Set shortly after the events of Mass Effect 2’s last downloadable content (DLC) release, Mass Effect 3 stars with Commander Shepard being grounded on Earth, and put under scrutiny by the Alliance for both his/her actions in the Arrival storyline and his/her knowledge of the Reapers. When it appears that the Reapers, the all-powerful machine race bent on extermination of the galaxy, may be heading for Earth, the head brass of the systems Alliances calls Shepard to explain what is going on. Suddenly, the Reapers penetrate the defenses of the Earth and begin a full assault on the planet. Realizing the inadequacy of the current forces, Shepard begins his/her quest to really all the forces within the galaxy for a final showdown with the Reapers.

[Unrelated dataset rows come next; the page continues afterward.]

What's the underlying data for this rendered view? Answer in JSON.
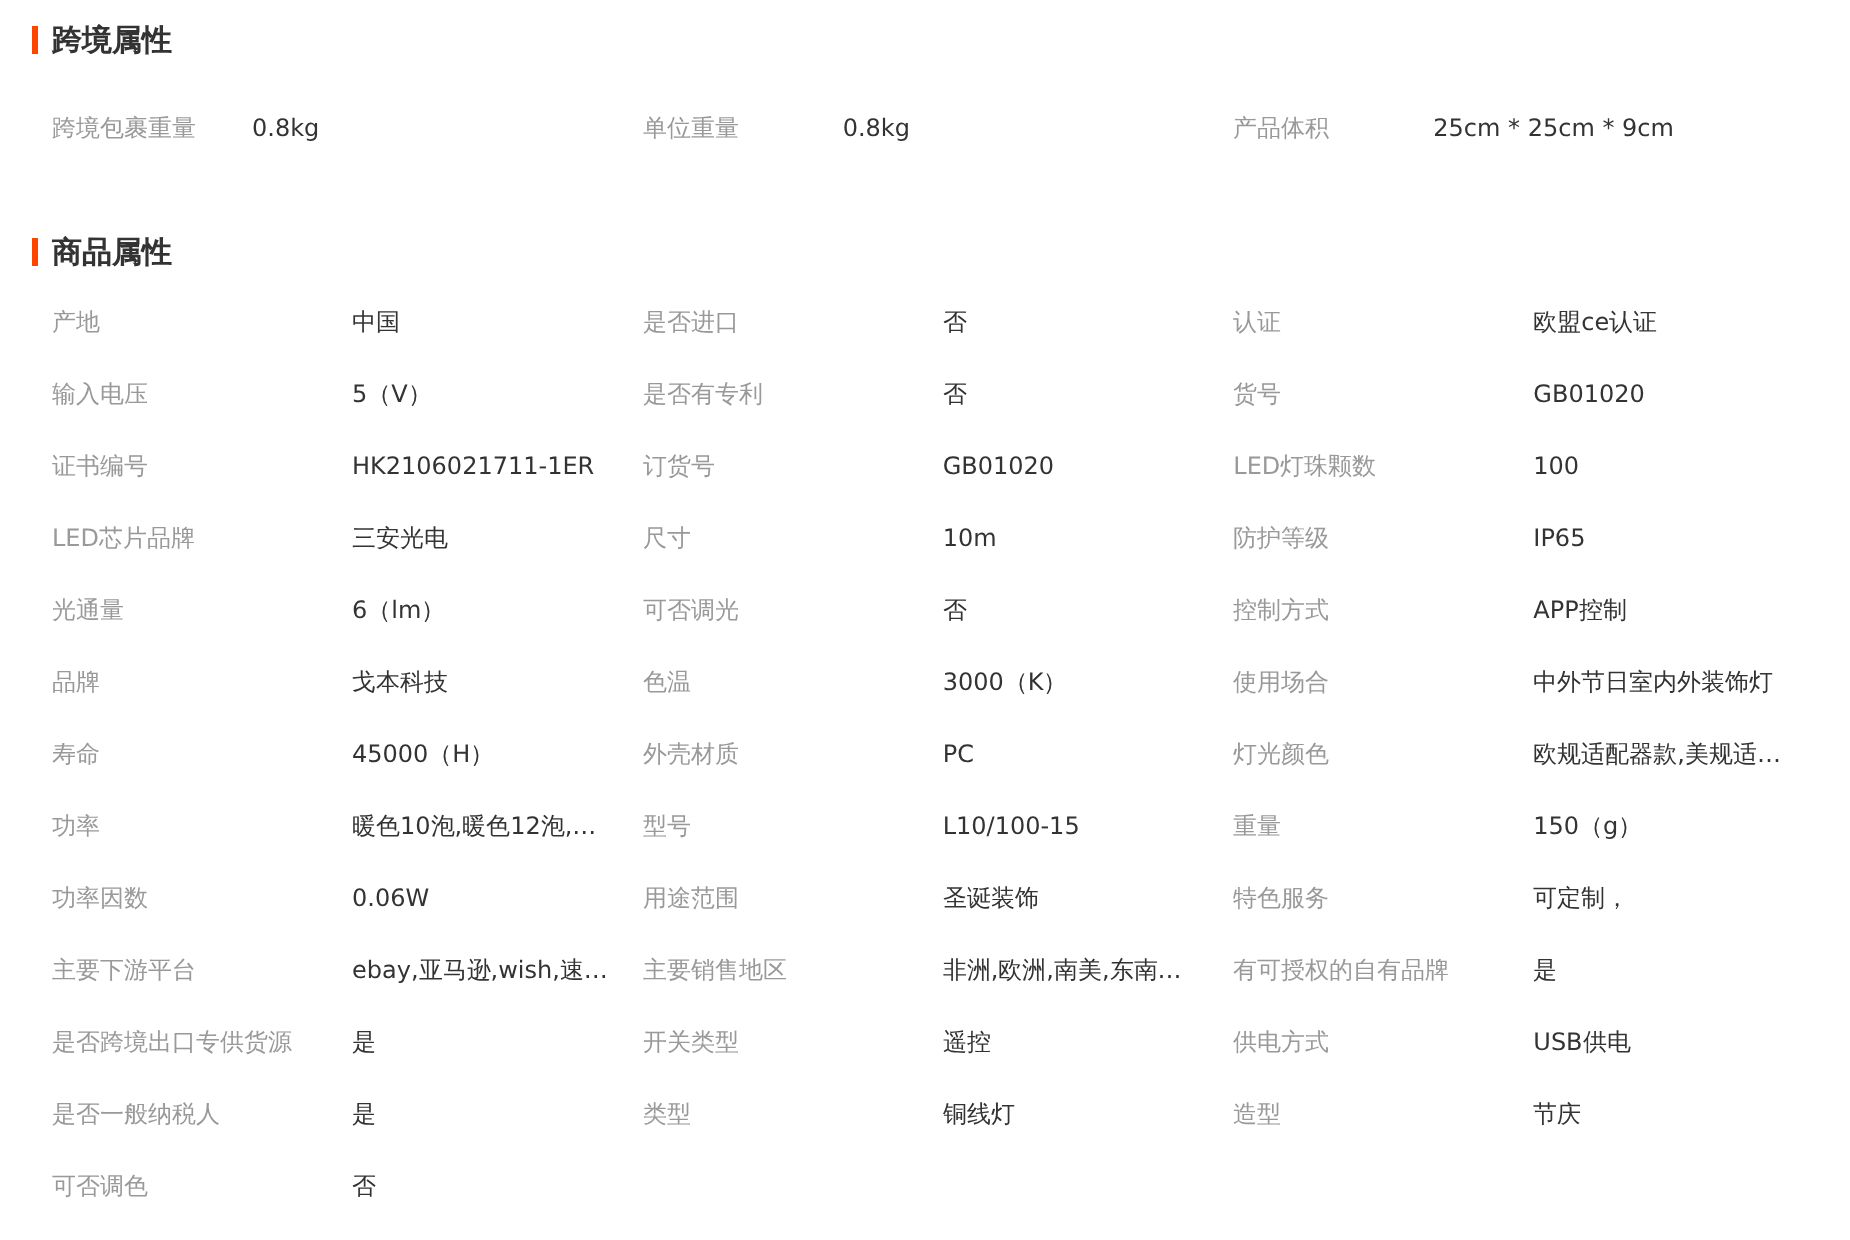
{
  "sections": [
    {
      "title": "跨境属性",
      "kind": "compact",
      "items": [
        {
          "label": "跨境包裹重量",
          "value": "0.8kg"
        },
        {
          "label": "单位重量",
          "value": "0.8kg"
        },
        {
          "label": "产品体积",
          "value": "25cm * 25cm * 9cm"
        }
      ]
    },
    {
      "title": "商品属性",
      "kind": "grid",
      "items": [
        {
          "label": "产地",
          "value": "中国"
        },
        {
          "label": "是否进口",
          "value": "否"
        },
        {
          "label": "认证",
          "value": "欧盟ce认证"
        },
        {
          "label": "输入电压",
          "value": "5（V）"
        },
        {
          "label": "是否有专利",
          "value": "否"
        },
        {
          "label": "货号",
          "value": "GB01020"
        },
        {
          "label": "证书编号",
          "value": "HK2106021711-1ER"
        },
        {
          "label": "订货号",
          "value": "GB01020"
        },
        {
          "label": "LED灯珠颗数",
          "value": "100"
        },
        {
          "label": "LED芯片品牌",
          "value": "三安光电"
        },
        {
          "label": "尺寸",
          "value": "10m"
        },
        {
          "label": "防护等级",
          "value": "IP65"
        },
        {
          "label": "光通量",
          "value": "6（lm）"
        },
        {
          "label": "可否调光",
          "value": "否"
        },
        {
          "label": "控制方式",
          "value": "APP控制"
        },
        {
          "label": "品牌",
          "value": "戈本科技"
        },
        {
          "label": "色温",
          "value": "3000（K）"
        },
        {
          "label": "使用场合",
          "value": "中外节日室内外装饰灯"
        },
        {
          "label": "寿命",
          "value": "45000（H）"
        },
        {
          "label": "外壳材质",
          "value": "PC"
        },
        {
          "label": "灯光颜色",
          "value": "欧规适配器款,美规适…"
        },
        {
          "label": "功率",
          "value": "暖色10泡,暖色12泡,…"
        },
        {
          "label": "型号",
          "value": "L10/100-15"
        },
        {
          "label": "重量",
          "value": "150（g）"
        },
        {
          "label": "功率因数",
          "value": "0.06W"
        },
        {
          "label": "用途范围",
          "value": "圣诞装饰"
        },
        {
          "label": "特色服务",
          "value": "可定制，"
        },
        {
          "label": "主要下游平台",
          "value": "ebay,亚马逊,wish,速…"
        },
        {
          "label": "主要销售地区",
          "value": "非洲,欧洲,南美,东南…"
        },
        {
          "label": "有可授权的自有品牌",
          "value": "是"
        },
        {
          "label": "是否跨境出口专供货源",
          "value": "是"
        },
        {
          "label": "开关类型",
          "value": "遥控"
        },
        {
          "label": "供电方式",
          "value": "USB供电"
        },
        {
          "label": "是否一般纳税人",
          "value": "是"
        },
        {
          "label": "类型",
          "value": "铜线灯"
        },
        {
          "label": "造型",
          "value": "节庆"
        },
        {
          "label": "可否调色",
          "value": "否"
        }
      ]
    }
  ]
}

The scope of the plot this time is grand, driven by various sub-plots that play out through the duration of the game. Adding to the plot are some tough decisions that come along the way. What’s different here is the way the story is presented, exploiting the grittier aspects of war, and some heartfelt moments as well. While it immerses players into the story to some degree, a lot of the impact is absent and the plot begins to lose stream during the final chapters – a first for a Mass Effect game. Fortunately, the refined mechanics help alleviate the situation – to a degree.

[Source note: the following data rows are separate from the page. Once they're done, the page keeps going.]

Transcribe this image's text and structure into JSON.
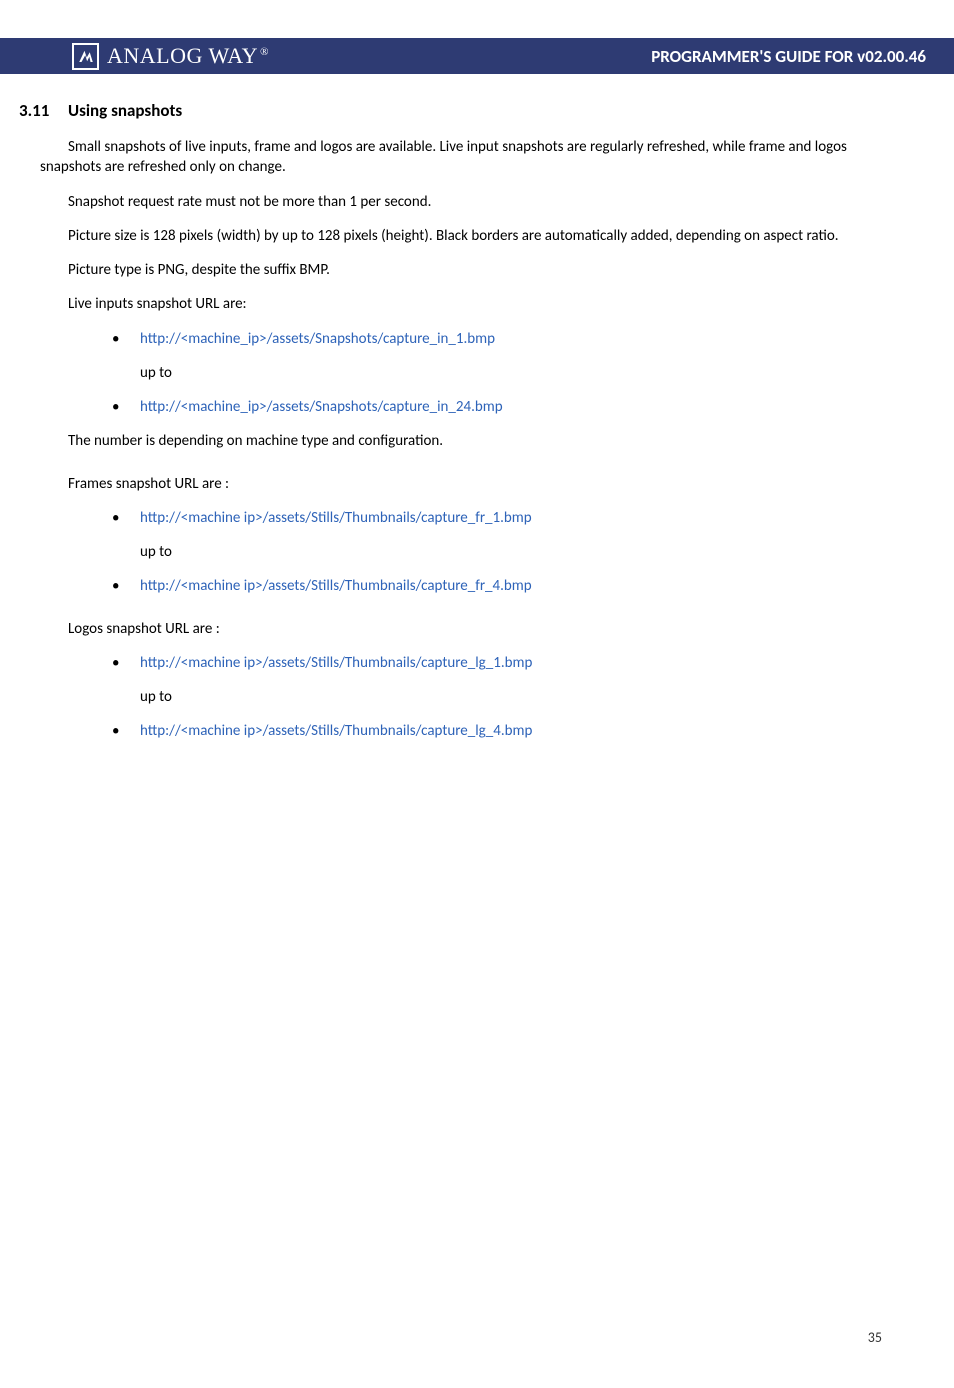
{
  "header": {
    "brand": "ANALOG WAY",
    "reg": "®",
    "title": "PROGRAMMER'S GUIDE FOR v02.00.46"
  },
  "section": {
    "number": "3.11",
    "title": "Using snapshots"
  },
  "paras": {
    "p1": "Small snapshots of live inputs, frame and logos are available. Live input snapshots are regularly refreshed, while frame and logos snapshots are refreshed only on change.",
    "p2": "Snapshot request rate must not be more than 1 per second.",
    "p3": "Picture size is 128 pixels (width) by up to 128 pixels (height). Black borders are automatically added, depending on aspect ratio.",
    "p4": "Picture type is PNG, despite the suffix BMP.",
    "p5": "Live inputs snapshot URL are:",
    "p6": "The number is depending on machine type and configuration.",
    "p7": "Frames snapshot URL are :",
    "p8": "Logos snapshot URL are :"
  },
  "lists": {
    "live": {
      "first": "http://<machine_ip>/assets/Snapshots/capture_in_1.bmp",
      "upto": "up to",
      "last": "http://<machine_ip>/assets/Snapshots/capture_in_24.bmp"
    },
    "frames": {
      "first": "http://<machine ip>/assets/Stills/Thumbnails/capture_fr_1.bmp",
      "upto": "up to",
      "last": "http://<machine ip>/assets/Stills/Thumbnails/capture_fr_4.bmp"
    },
    "logos": {
      "first": "http://<machine ip>/assets/Stills/Thumbnails/capture_lg_1.bmp",
      "upto": "up to",
      "last": "http://<machine ip>/assets/Stills/Thumbnails/capture_lg_4.bmp"
    }
  },
  "page_num": "35"
}
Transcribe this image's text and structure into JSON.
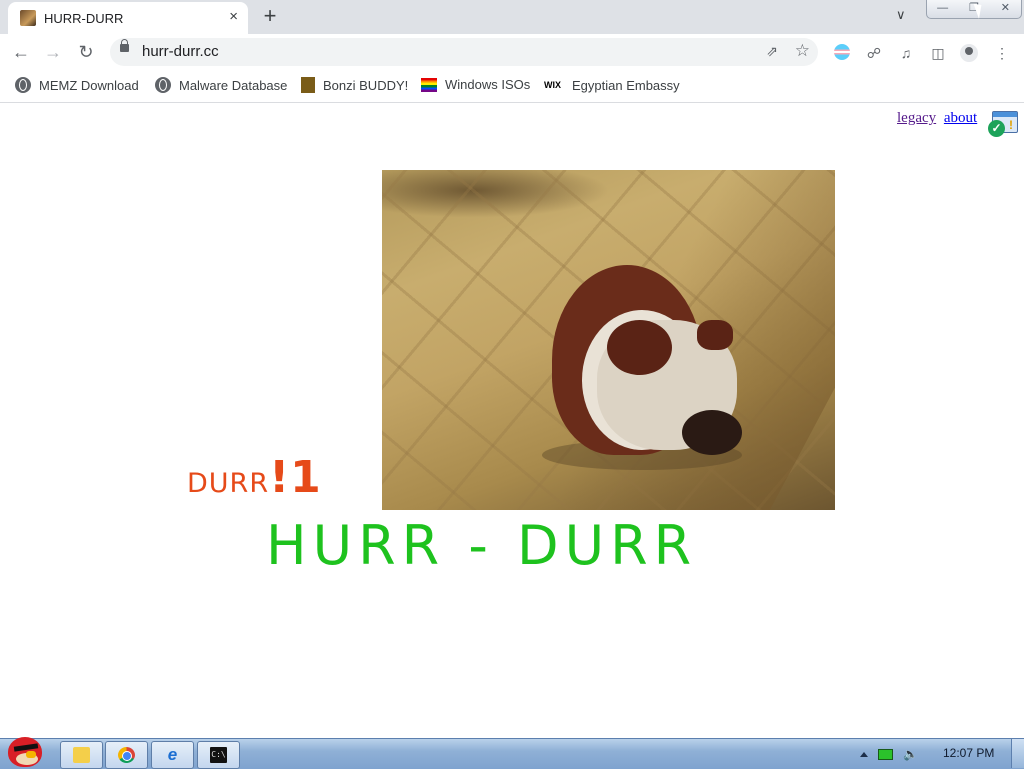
{
  "browser": {
    "tab": {
      "title": "HURR-DURR",
      "close_icon": "×"
    },
    "new_tab_icon": "+",
    "address": {
      "url": "hurr-durr.cc"
    },
    "bookmarks": [
      {
        "label": "MEMZ Download",
        "icon": "globe-icon"
      },
      {
        "label": "Malware Database",
        "icon": "globe-icon"
      },
      {
        "label": "Bonzi BUDDY!",
        "icon": "bonzi-icon"
      },
      {
        "label": "Windows ISOs",
        "icon": "rainbow-flag-icon"
      },
      {
        "label": "Egyptian Embassy",
        "icon": "wix-icon"
      }
    ],
    "wix_text": "WIX"
  },
  "page": {
    "links": {
      "legacy": "legacy",
      "about": "about"
    },
    "durr_small": "DURR",
    "durr_big": "!1",
    "headline": "HURR - DURR"
  },
  "taskbar": {
    "clock": "12:07 PM",
    "apps": [
      "explorer",
      "chrome",
      "internet-explorer",
      "cmd"
    ],
    "cmd_text": "C:\\"
  },
  "colors": {
    "durr": "#e64a19",
    "headline": "#1ec21e",
    "link": "#0000ee"
  }
}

The gameplay been crafted to incorporate players from a larger demographic to join in the fight for survival. For starters, the game lets you choose right at the beginning the sort of experience you would prefer and how the game plays out. Your focus is not limited to main missions but also various side quests that help set the pace for the game. With the main focus on getting all the help you can get, the game encourages you to venture into different parts of the galaxy and explore various systems using the revamped (and not nearly as monotonous)  planet scanning mechanic. Completing any sort of mission or scouring the galaxy helps yield War assets such as new technologies, crew, fleet and supplies that can help you in the final battle. Most of the War assets you gain, however, are only represented as numerical factors showing what your chances of survival are, but it’s a good way to chart your progress. The game also incorporates a co-op multiplayer mode called ‘Galaxy at War’, where teams of four fight off incoming waves of enemy soldiers and complete various objectives for a certain number of rounds.

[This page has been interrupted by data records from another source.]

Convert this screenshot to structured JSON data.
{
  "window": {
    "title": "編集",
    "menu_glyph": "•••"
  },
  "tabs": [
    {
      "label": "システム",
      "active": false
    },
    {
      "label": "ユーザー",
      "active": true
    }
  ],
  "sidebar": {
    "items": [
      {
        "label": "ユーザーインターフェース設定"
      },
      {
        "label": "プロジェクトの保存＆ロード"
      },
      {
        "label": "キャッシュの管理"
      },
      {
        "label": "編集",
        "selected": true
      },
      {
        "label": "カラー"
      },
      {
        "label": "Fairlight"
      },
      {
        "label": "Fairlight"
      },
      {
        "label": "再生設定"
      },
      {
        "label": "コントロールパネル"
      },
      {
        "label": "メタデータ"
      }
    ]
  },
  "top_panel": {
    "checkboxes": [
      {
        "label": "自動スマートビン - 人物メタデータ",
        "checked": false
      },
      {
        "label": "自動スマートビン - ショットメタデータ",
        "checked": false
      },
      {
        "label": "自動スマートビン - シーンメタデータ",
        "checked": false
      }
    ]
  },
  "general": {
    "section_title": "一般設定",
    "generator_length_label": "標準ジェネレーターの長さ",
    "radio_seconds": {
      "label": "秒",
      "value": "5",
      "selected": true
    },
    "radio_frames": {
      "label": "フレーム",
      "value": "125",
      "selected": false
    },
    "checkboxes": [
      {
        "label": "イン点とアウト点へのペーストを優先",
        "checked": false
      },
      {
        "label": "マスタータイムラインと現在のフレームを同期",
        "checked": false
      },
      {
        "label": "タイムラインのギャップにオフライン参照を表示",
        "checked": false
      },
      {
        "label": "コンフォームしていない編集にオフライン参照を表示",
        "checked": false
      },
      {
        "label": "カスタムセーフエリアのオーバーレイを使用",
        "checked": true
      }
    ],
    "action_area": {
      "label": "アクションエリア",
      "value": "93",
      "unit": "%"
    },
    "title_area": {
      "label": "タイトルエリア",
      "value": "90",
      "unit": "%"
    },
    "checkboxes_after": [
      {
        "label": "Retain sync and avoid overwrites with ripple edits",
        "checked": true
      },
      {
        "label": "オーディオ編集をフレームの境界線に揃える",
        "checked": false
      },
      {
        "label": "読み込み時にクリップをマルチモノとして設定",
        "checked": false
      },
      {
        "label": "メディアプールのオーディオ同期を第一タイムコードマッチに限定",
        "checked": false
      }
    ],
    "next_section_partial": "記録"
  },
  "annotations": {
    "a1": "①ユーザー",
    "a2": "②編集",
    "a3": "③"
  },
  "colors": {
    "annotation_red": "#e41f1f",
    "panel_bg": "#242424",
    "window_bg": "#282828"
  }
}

Combat in the Mass Effect series has gradually been improved to reflect a decent third-person shooter and this third installment feature further adjustments to the system. The action is much more fluent, with a whole new range of offensive options and maneuvers. Your character can now duck and roll to evade fire, and is outfitted with a heavy melee attack executed by holding down the button. Weapons can be outfitted with modes to improve their stats, and the gear you take into battle determines power recharge time. Ultimately, the game boils down to your skill and aim with the weapon of your choice, along with giving your squad-mates the right orders during encounters. The AI is brilliant, making full use of their potential by using flanking maneuvers, grenades, smoke screens, turrets, armored shields and a host of other abilities.

Audio and visual

There’s no denying that Mass Effect 3 is a beautifully rendered game. Apart from a few faces that don’t seem to work, the cast looks great with detailed animations and facial expressions. The environments are gorgeously rendered whether it’s the invasion on Earth, storm-covered Mars, or the home world of the Salarians and Turians. Reapers are a common occurrence in the background, showing off their enormous scale and bringing home the magnitude of the fight, and the effects are superb.  Voice-acting remains brilliant and brings to life the personalities of every character – including a minor one you meet along the way. The music composed by Clint Mansell is excellent, as it hits all the right notes, whether you are encountering danger on the battlefield or partaking in conservation with a wounded ally. Even on modest hardware, the game looks and feels brilliant; though be prepared for some stuttering issues and slowdowns if your rig is not up to spec.


The final chapter of Commander Shepard’s saga comes with all the bells and whistles you can expect from a great game. While the storyline may not be on par with its predecessor, Mass Effect 3 delivers a riveting plot, great play mechanics, a decent multiplayer suite and some brilliant visuals and sounds. For fans of the series and gamers new to the fray, this fight to take back Earth is one they should definitely enlist for.